Greek Particles (1990)

by veqqon 4/29/25, 2:09 AMwith 38 comments
by baruzon 4/29/25, 7:00 AM

Lest anyone take this article at face value, please note that it was published in _Speculative Grammarian_, “the premier scholarly journal featuring research in the neglected field of satirical linguistics.”

The range of meanings for the Greek entautha, gar, and de are all well-understood.

by nonrandomstringon 4/29/25, 7:02 AM

Editing audio interviews for podcast I sometimes remove lots of "particles" as the author calls them (I just call them "ums and ahs"), TFA poses a question. Do particles have "meaning"? Don't think I ever heard a discussion of that in any linguistics class, but they do have an effect. Working in radio/podcast you get quite a deep feel for speech as more than just words.

I've heard there are effective "de-um" plugins, but I prefer to work with them by hand because they create non-verbal signals, mood, excitement, confidence or lack of confidence about a statement. So often I decide to leave them in. They can signal relations between multiple interviewees, like deference or conversational leadership. Some speakers are impossible to 'de-um' as it's so woven into their speech.

by BiteCode_devon 4/29/25, 7:56 AM

Unrelated but somewhat funny:

I read someone jokingly proposing we pronunciate "particles" and "molecules" like we do for greek nouns (think "hercules").

And now with these "articles", I'm going to do this in my head for one more day.

by ggmon 4/29/25, 5:13 AM

A.k.A hesitation markers, non-lexical vocables, disfluence or nonfluence, filler..

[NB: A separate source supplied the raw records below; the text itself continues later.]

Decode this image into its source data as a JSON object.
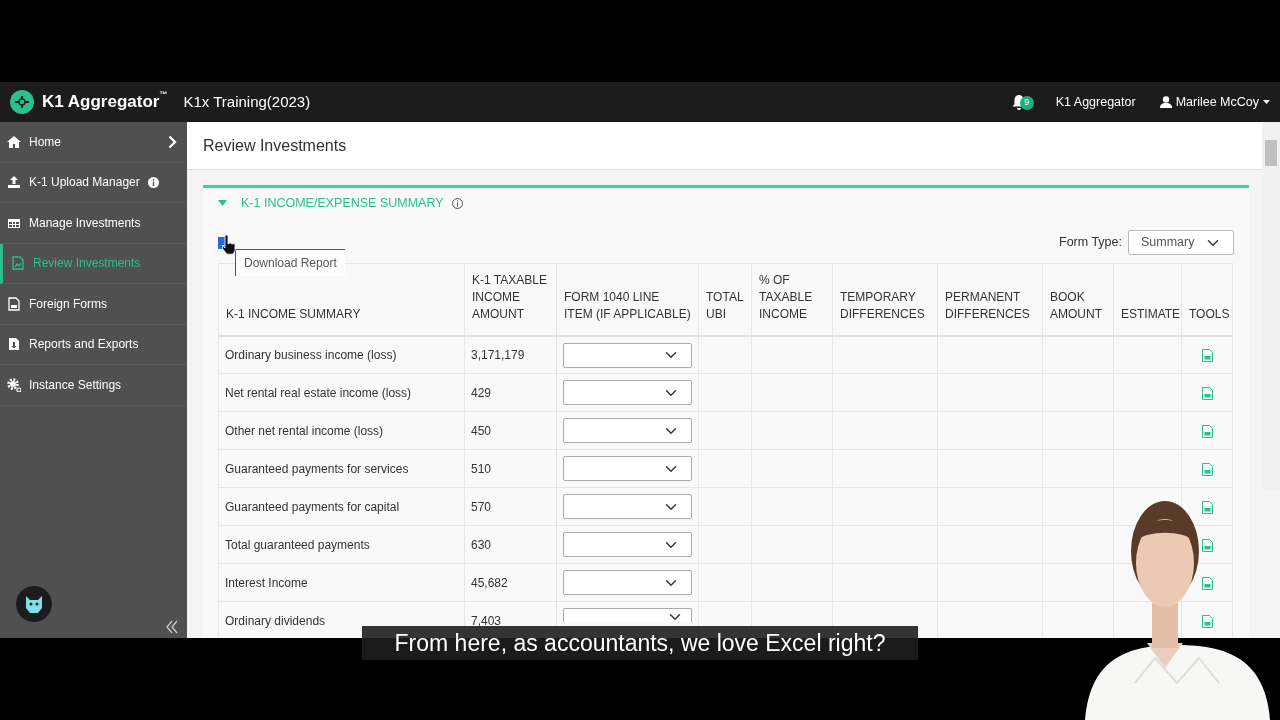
{
  "top_bar": {
    "brand": "K1 Aggregator",
    "trademark": "™",
    "instance": "K1x Training(2023)",
    "notifications": "9",
    "app_link": "K1 Aggregator",
    "user": "Marilee McCoy"
  },
  "sidebar": {
    "items": [
      {
        "label": "Home",
        "kind": "home",
        "selected": false,
        "has_info": false,
        "has_submenu": true
      },
      {
        "label": "K-1 Upload Manager",
        "kind": "upload",
        "selected": false,
        "has_info": true,
        "has_submenu": false
      },
      {
        "label": "Manage Investments",
        "kind": "grid",
        "selected": false,
        "has_info": false,
        "has_submenu": false
      },
      {
        "label": "Review Investments",
        "kind": "chart",
        "selected": true,
        "has_info": false,
        "has_submenu": false
      },
      {
        "label": "Foreign Forms",
        "kind": "form",
        "selected": false,
        "has_info": false,
        "has_submenu": false
      },
      {
        "label": "Reports and Exports",
        "kind": "download",
        "selected": false,
        "has_info": false,
        "has_submenu": false
      },
      {
        "label": "Instance Settings",
        "kind": "gears",
        "selected": false,
        "has_info": false,
        "has_submenu": false
      }
    ]
  },
  "page": {
    "title": "Review Investments"
  },
  "section": {
    "title": "K-1 INCOME/EXPENSE SUMMARY",
    "expanded": true,
    "tooltip": "Download Report",
    "form_type_label": "Form Type:",
    "form_type": "Summary"
  },
  "table": {
    "columns": [
      "K-1 INCOME SUMMARY",
      "K-1 TAXABLE INCOME AMOUNT",
      "FORM 1040 LINE ITEM (IF APPLICABLE)",
      "TOTAL UBI",
      "% OF TAXABLE INCOME",
      "TEMPORARY DIFFERENCES",
      "PERMANENT DIFFERENCES",
      "BOOK AMOUNT",
      "ESTIMATE",
      "TOOLS"
    ],
    "rows": [
      {
        "label": "Ordinary business income (loss)",
        "amount": "3,171,179"
      },
      {
        "label": "Net rental real estate income (loss)",
        "amount": "429"
      },
      {
        "label": "Other net rental income (loss)",
        "amount": "450"
      },
      {
        "label": "Guaranteed payments for services",
        "amount": "510"
      },
      {
        "label": "Guaranteed payments for capital",
        "amount": "570"
      },
      {
        "label": "Total guaranteed payments",
        "amount": "630"
      },
      {
        "label": "Interest Income",
        "amount": "45,682"
      },
      {
        "label": "Ordinary dividends",
        "amount": "7,403"
      }
    ]
  },
  "subtitle": "From here, as accountants, we love Excel right?"
}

It's entertaining how many different labels uh, well kinda um.. names I guess, er, anyway how many er ways to say these thingamabobs there, er, well are.

Wikipedia posits that even neanderthals might have said Ummm.

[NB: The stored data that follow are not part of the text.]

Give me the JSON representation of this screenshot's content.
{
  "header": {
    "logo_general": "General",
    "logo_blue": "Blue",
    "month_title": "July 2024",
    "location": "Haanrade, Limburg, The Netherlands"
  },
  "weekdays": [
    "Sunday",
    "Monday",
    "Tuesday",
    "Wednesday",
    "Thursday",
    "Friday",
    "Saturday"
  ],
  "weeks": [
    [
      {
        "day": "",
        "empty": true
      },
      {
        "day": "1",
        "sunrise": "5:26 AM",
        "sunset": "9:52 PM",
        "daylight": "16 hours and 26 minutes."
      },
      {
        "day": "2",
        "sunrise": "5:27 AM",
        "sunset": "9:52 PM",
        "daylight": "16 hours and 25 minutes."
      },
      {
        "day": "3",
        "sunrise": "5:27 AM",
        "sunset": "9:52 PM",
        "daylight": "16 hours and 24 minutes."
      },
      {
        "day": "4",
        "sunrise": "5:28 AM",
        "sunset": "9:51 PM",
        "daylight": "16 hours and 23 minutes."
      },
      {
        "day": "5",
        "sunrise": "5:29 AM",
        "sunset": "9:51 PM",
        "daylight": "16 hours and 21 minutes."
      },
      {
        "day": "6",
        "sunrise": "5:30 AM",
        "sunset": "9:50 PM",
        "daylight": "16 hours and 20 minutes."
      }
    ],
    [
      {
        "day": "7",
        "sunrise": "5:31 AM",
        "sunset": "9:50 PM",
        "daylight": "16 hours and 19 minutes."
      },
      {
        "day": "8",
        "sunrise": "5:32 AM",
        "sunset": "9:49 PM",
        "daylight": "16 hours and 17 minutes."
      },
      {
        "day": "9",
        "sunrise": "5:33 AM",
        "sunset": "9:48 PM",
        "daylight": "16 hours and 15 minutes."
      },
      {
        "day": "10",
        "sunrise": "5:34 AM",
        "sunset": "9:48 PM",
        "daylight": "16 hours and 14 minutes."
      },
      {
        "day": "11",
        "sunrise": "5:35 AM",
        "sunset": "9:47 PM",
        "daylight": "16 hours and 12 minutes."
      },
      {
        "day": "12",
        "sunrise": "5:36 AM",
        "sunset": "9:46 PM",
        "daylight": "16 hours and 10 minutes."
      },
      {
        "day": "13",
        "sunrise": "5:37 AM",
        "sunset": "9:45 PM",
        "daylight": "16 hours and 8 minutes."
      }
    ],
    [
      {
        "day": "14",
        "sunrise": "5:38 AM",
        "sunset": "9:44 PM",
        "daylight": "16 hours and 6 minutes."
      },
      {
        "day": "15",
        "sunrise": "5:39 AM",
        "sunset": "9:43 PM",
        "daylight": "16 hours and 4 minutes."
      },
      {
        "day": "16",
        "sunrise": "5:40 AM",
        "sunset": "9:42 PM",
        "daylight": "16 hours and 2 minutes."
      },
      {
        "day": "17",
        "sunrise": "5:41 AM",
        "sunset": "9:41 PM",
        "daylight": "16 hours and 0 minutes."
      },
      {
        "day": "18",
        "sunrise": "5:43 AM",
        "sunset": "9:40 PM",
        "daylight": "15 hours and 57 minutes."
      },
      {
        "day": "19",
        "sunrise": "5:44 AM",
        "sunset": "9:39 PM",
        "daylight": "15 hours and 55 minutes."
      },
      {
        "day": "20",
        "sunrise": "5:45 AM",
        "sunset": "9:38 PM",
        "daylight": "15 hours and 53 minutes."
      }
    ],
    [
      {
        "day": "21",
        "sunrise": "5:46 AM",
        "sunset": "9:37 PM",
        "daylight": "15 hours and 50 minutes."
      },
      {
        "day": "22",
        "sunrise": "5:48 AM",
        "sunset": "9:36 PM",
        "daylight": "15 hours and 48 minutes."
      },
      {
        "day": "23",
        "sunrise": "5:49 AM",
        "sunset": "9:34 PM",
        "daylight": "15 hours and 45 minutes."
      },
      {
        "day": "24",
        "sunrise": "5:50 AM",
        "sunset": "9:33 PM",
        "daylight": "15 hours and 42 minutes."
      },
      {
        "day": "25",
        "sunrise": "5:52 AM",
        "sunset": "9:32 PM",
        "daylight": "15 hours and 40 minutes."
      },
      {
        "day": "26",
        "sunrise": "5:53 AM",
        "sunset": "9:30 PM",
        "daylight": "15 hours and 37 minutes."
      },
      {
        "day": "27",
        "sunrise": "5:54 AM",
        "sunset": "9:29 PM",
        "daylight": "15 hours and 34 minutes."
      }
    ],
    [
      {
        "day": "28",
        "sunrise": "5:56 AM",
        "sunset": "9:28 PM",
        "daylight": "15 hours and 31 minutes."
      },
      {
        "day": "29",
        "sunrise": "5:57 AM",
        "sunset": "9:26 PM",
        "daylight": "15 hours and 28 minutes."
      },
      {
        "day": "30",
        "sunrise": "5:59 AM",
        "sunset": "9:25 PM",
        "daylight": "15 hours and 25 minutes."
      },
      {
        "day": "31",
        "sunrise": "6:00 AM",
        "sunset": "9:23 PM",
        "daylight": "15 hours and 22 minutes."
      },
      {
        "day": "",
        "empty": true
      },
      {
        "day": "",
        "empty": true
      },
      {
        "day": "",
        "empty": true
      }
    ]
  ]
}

by sramsayon 4/29/25, 2:59 PM

When translating ancient Greek in class, one often slips into a weird translation-ese that would be pretty funny if you didn't know what was going on. You end up saying things like: "The going-into-the-temple men were on the one hand brave and on the other hand afraid."

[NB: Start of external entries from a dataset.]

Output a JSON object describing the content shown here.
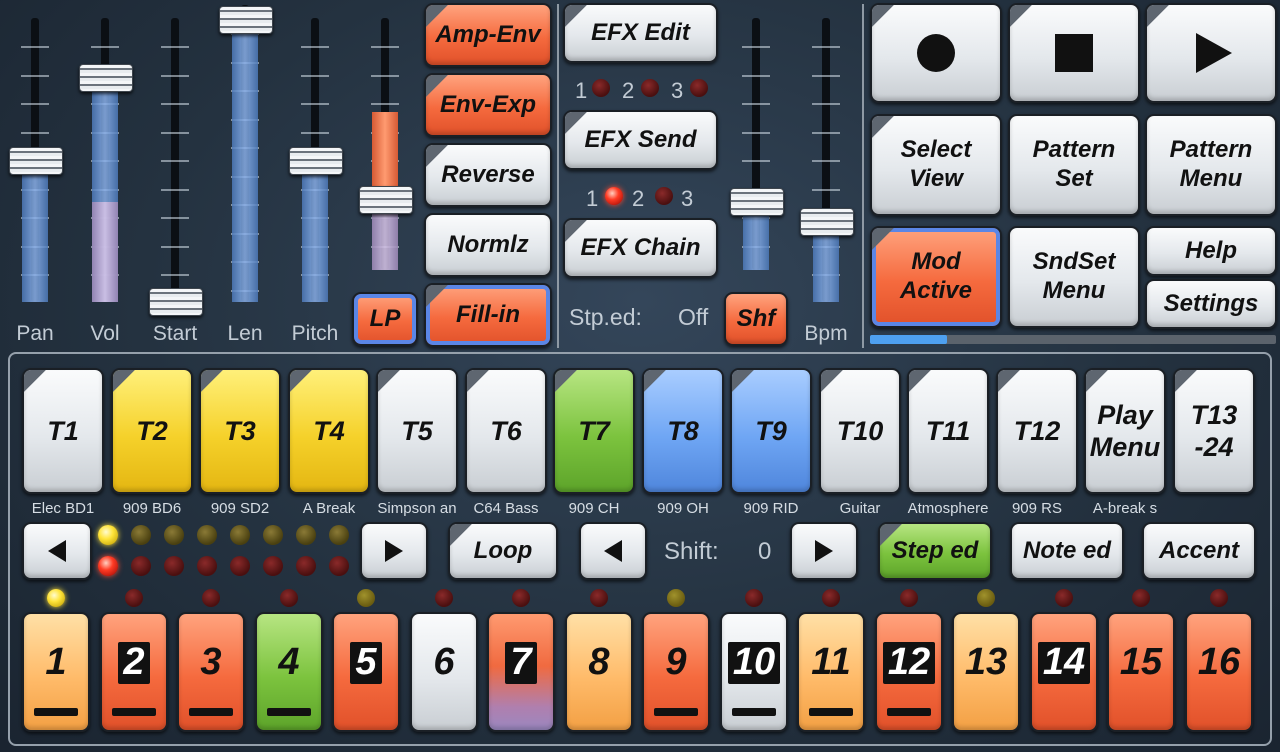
{
  "faders": [
    {
      "id": "pan",
      "label": "Pan"
    },
    {
      "id": "vol",
      "label": "Vol"
    },
    {
      "id": "start",
      "label": "Start"
    },
    {
      "id": "len",
      "label": "Len"
    },
    {
      "id": "pitch",
      "label": "Pitch"
    },
    {
      "id": "filter",
      "label": ""
    },
    {
      "id": "efx",
      "label": ""
    },
    {
      "id": "bpm",
      "label": "Bpm"
    }
  ],
  "left_buttons": {
    "amp_env": "Amp-Env",
    "env_exp": "Env-Exp",
    "reverse": "Reverse",
    "normlz": "Normlz",
    "fill_in": "Fill-in",
    "lp": "LP"
  },
  "efx": {
    "edit": "EFX Edit",
    "send": "EFX Send",
    "chain": "EFX Chain",
    "row1": [
      "1",
      "2",
      "3"
    ],
    "row2": [
      "1",
      "2",
      "3"
    ],
    "step_ed_label": "Stp.ed:",
    "step_ed_value": "Off",
    "shf": "Shf"
  },
  "transport": {
    "record_icon": "record-icon",
    "stop_icon": "stop-icon",
    "play_icon": "play-icon"
  },
  "menu": {
    "select_view": [
      "Select",
      "View"
    ],
    "pattern_set": [
      "Pattern",
      "Set"
    ],
    "pattern_menu": [
      "Pattern",
      "Menu"
    ],
    "mod_active": [
      "Mod",
      "Active"
    ],
    "sndset_menu": [
      "SndSet",
      "Menu"
    ],
    "help": "Help",
    "settings": "Settings"
  },
  "progress": 0.19,
  "tracks": [
    {
      "label": "T1",
      "sound": "Elec BD1",
      "color": "white"
    },
    {
      "label": "T2",
      "sound": "909 BD6",
      "color": "yellow"
    },
    {
      "label": "T3",
      "sound": "909 SD2",
      "color": "yellow"
    },
    {
      "label": "T4",
      "sound": "A Break",
      "color": "yellow"
    },
    {
      "label": "T5",
      "sound": "Simpson an",
      "color": "white"
    },
    {
      "label": "T6",
      "sound": "C64 Bass",
      "color": "white"
    },
    {
      "label": "T7",
      "sound": "909 CH",
      "color": "green"
    },
    {
      "label": "T8",
      "sound": "909 OH",
      "color": "blue"
    },
    {
      "label": "T9",
      "sound": "909 RID",
      "color": "blue"
    },
    {
      "label": "T10",
      "sound": "Guitar",
      "color": "white"
    },
    {
      "label": "T11",
      "sound": "Atmosphere",
      "color": "white"
    },
    {
      "label": "T12",
      "sound": "909 RS",
      "color": "white"
    },
    {
      "label": [
        "Play",
        "Menu"
      ],
      "sound": "A-break s",
      "color": "white"
    },
    {
      "label": [
        "T13",
        "-24"
      ],
      "sound": "",
      "color": "white"
    }
  ],
  "controls": {
    "loop": "Loop",
    "shift_label": "Shift:",
    "shift_value": "0",
    "step_ed": "Step ed",
    "note_ed": "Note ed",
    "accent": "Accent"
  },
  "steps": [
    {
      "n": "1",
      "color": "lightorange",
      "black": false,
      "bar": true,
      "led": "yel-on"
    },
    {
      "n": "2",
      "color": "orange",
      "black": true,
      "bar": true,
      "led": "red-off"
    },
    {
      "n": "3",
      "color": "orange",
      "black": false,
      "bar": true,
      "led": "red-off"
    },
    {
      "n": "4",
      "color": "green",
      "black": false,
      "bar": true,
      "led": "red-off"
    },
    {
      "n": "5",
      "color": "orange",
      "black": true,
      "bar": false,
      "led": "yel-dim"
    },
    {
      "n": "6",
      "color": "white",
      "black": false,
      "bar": false,
      "led": "red-off"
    },
    {
      "n": "7",
      "color": "purple",
      "black": true,
      "bar": false,
      "led": "red-off"
    },
    {
      "n": "8",
      "color": "lightorange",
      "black": false,
      "bar": false,
      "led": "red-off"
    },
    {
      "n": "9",
      "color": "orange",
      "black": false,
      "bar": true,
      "led": "yel-dim"
    },
    {
      "n": "10",
      "color": "white",
      "black": true,
      "bar": true,
      "led": "red-off"
    },
    {
      "n": "11",
      "color": "lightorange",
      "black": false,
      "bar": true,
      "led": "red-off"
    },
    {
      "n": "12",
      "color": "orange",
      "black": true,
      "bar": true,
      "led": "red-off"
    },
    {
      "n": "13",
      "color": "lightorange",
      "black": false,
      "bar": false,
      "led": "yel-dim"
    },
    {
      "n": "14",
      "color": "orange",
      "black": true,
      "bar": false,
      "led": "red-off"
    },
    {
      "n": "15",
      "color": "orange",
      "black": false,
      "bar": false,
      "led": "red-off"
    },
    {
      "n": "16",
      "color": "orange",
      "black": false,
      "bar": false,
      "led": "red-off"
    }
  ]
}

by Peteragainon 4/29/25, 6:30 AM

Apparently Tai uses quite a bit of infix (not prefixes, or suffixes, but infixes). In in English we have infixes, but they are all expletives of the Nixon style: "Kings-bloody-cross" (a railway station in Sydney), "absa-f..king-luteley" ...

by YeGoblynQueenneon 4/29/25, 1:38 PM

>> 4. Hildegarde swallowed, yeah, an entire disk drive.

Well now I must know.

by verisimion 4/29/25, 6:26 AM

Strange article.

Pretty sure the ancient greek translation is wrong in part too.

They say: 'theōrhiā' means 'review', whereas it is obvious to me that it means 'theory'.

by wduquetteon 4/29/25, 9:24 PM

Well, I'm glad I read these comments rather than trumpeting my new found knowledge of Greek particles to all and sundry. You have my thanks.

by sapphicsnailon 4/29/25, 6:57 AM

I really wish English had something like Greek ge, which is something like a sarcasm/snark marker. Socrates uses it a lot.